Rol aldığım sinema filmi Damat Takımı’ndaki Onat, birleştirici, toparlayıcı, dost, mahcup ve eğlenceli.

2- Karakterinin tek bir özelliğine sahip olacaksın; hangisini seçerdin?
Onat, birleştirici ve eğlenceli bir karakter. Aslında ben de bu özelliklere sahibim.

3- Oynadığın diziyi / filmi bir yemek, rolünü de bu yemeğin malzemelerinden biri olarak düşünecek olursan ortaya nasıl bir lezzet çıkardı?
Damat Takımı’nı bir salataya benzetebilirim; renkli ve lezzetli (gülüyor.) Onat olmasa salatanın rengi yani domates eksik olurdu.

4- İlk audition’ını hatırlıyor musun?
İlk audition’ım bir reklam filmi içindi ve hayali olarak enstrüman çalmamı istemişlerdi. Haliyle çok kötü geçmişti (gülüyor.) Bir keresinde de bir aşk sahnesi için audition’a gitmiştim. Oyun veren arkadaş erkekti ve işin daha da kötüsü Kıbrıs aksanıyla konuşuyordu. Gülerek oynadığım için yönetmen, “Yalnız burada gülmeden oynamamız gerekiyor” deyince, “Pardon yanlış yorumlamışım” diye yalan söylemiştim. Tabii ki iş olmadı (gülüyor.) Rahat şekilde audition verebilen oyuncuları takdir ediyorum. Kolaylıkla audition verebilmek, o konsantrasyonu kısa sürede sağlayabilmek önemli bir şey ama auditionların nihai karar açısından çok belirleyici olduğunu düşünmüyorum açıkçası.  
 
5- Tüm işlerini düşünecek olursan bugüne kadar sette yaptığın en komik hata nedir?
Güldür Güldür’de meslek liseliler skecinde Hamlet tiradı oynamam gerekiyordu. Elime bir kısmını kopya yazdım. Sonra okuyamadım (gülüyor.) Sahnede bayağı eğlenmiştik.
 
6- Şu an veya son olarak oynadığın dizide ya da filmde senin veya başka bir karakterin söylediği, en sevdiğin replik nedir?
“Memnuniyetsiz miydiniz? Yoksa tamamen mi memnuniyetsizdiniz?” – DasDas’ın Joseph K. adlı oyunundan Didem Balçın’ın repliği.
 
7- Bir bölümlüğüne / sahneliğine senin karakterini ekipten başkası canlandıracak ya da dublörün olacak diye düşünelim. Kim canlandırsın? Aynı şeyi sen yapacak olsan, hangi karakteri canlandırırdın? (Yaş, cinsiyet vb. düşünmeden; salt karakteri yorumlayış biçimini görmek isteyeceğin kim olur?)
Damat Takımı’nda Özgürcan Çevik’in canlandırdığı Can karakterini oynamak isterdim; renkli bir rol. Özgürcan çok yakın arkadaşım. Onunla rolleri değiştirip benim rolümü de Özgürcan’ın oynamasını isterdim (gülüyor.)

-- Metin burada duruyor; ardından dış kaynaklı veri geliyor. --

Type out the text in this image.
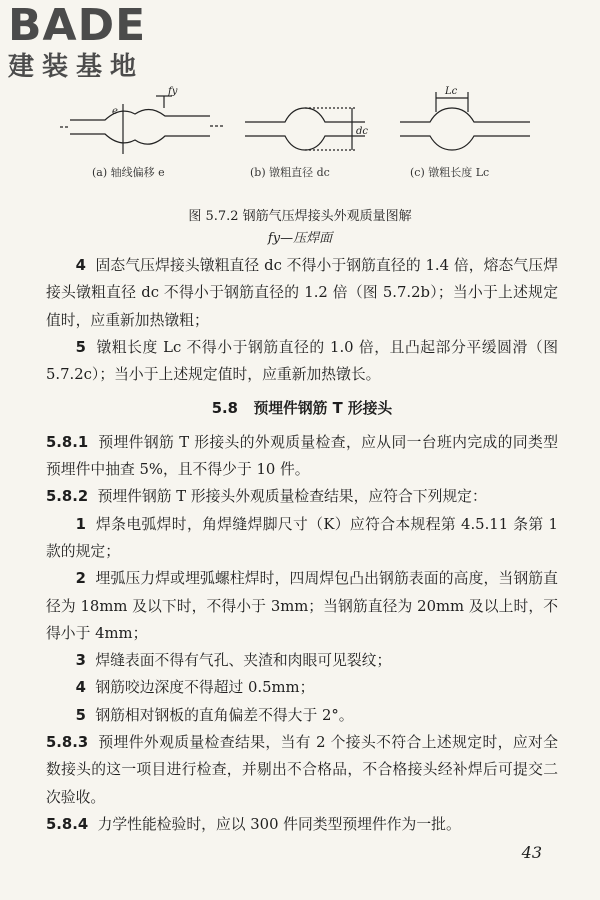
BADE
建装基地
e
fy
dc
Lc
(a) 轴线偏移 e	(b) 镦粗直径 dc	(c) 镦粗长度 Lc
图 5.7.2 钢筋气压焊接头外观质量图解
fy—压焊面

4 固态气压焊接头镦粗直径 dc 不得小于钢筋直径的 1.4 倍，熔态气压焊接头镦粗直径 dc 不得小于钢筋直径的 1.2 倍（图 5.7.2b）；当小于上述规定值时，应重新加热镦粗；

5 镦粗长度 Lc 不得小于钢筋直径的 1.0 倍，且凸起部分平缓圆滑（图 5.7.2c）；当小于上述规定值时，应重新加热镦长。

5.8 预埋件钢筋 T 形接头

5.8.1 预埋件钢筋 T 形接头的外观质量检查，应从同一台班内完成的同类型预埋件中抽查 5%，且不得少于 10 件。

5.8.2 预埋件钢筋 T 形接头外观质量检查结果，应符合下列规定：

1 焊条电弧焊时，角焊缝焊脚尺寸（K）应符合本规程第 4.5.11 条第 1 款的规定；

2 埋弧压力焊或埋弧螺柱焊时，四周焊包凸出钢筋表面的高度，当钢筋直径为 18mm 及以下时，不得小于 3mm；当钢筋直径为 20mm 及以上时，不得小于 4mm；

3 焊缝表面不得有气孔、夹渣和肉眼可见裂纹；

4 钢筋咬边深度不得超过 0.5mm；

5 钢筋相对钢板的直角偏差不得大于 2°。

5.8.3 预埋件外观质量检查结果，当有 2 个接头不符合上述规定时，应对全数接头的这一项目进行检查，并剔出不合格品，不合格接头经补焊后可提交二次验收。

5.8.4 力学性能检验时，应以 300 件同类型预埋件作为一批。

43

8- Ergenlik yıllarına döndük; sevdiğin bir ünlünün fotoğrafını tişörte bastıracaksın. Bu kim olurdu?
Burhan Çaçan (gülüyor.) Şaka şaka! Michael Jordan olurdu.

9- Karşında zaman makinesi var. Hangi dönemde, hangi şehre ışınlanmak isterdin?
1960’lı yıllarda yine İstanbul’da olmak isterdim.

10- Bugüne kadarki en büyük çılgınlığın nedir?
Bence bu soruya cevap vermek en büyük çılgınlık (gülüyor.)


11- Hangi dizileri takip ediyorsun ve onları izlerken yanında yemesem olmaz dediğin abur cuburlar neler?
Zamansızlıktan dolayı dizileri çok fazla takip edemiyorum aslında ama Çukur’un ilk bölümünü izledim ve beğendim. Peaky Blinders da son dönemde severek izlediğim dizilerden. Abur cuburla aram çok iyi değil, bazen seyrederken hamburger yiyorum.

12- Güne bir kitabın dünyasında başlayacaksın; öğlen bir dizinin, akşamı da bir filmin dünyasında geçireceksin. Hangilerini seçerdin?
Güne Yusuf Atılgan’ın Aylak Adam’ıyla başlayıp Sherlock Holmes ile devam etmek, akşamı da Neşeli Günler’de geçirmek isterdim.

13- Oyunculuğun en çekilir ve çekilmez yanları nedir?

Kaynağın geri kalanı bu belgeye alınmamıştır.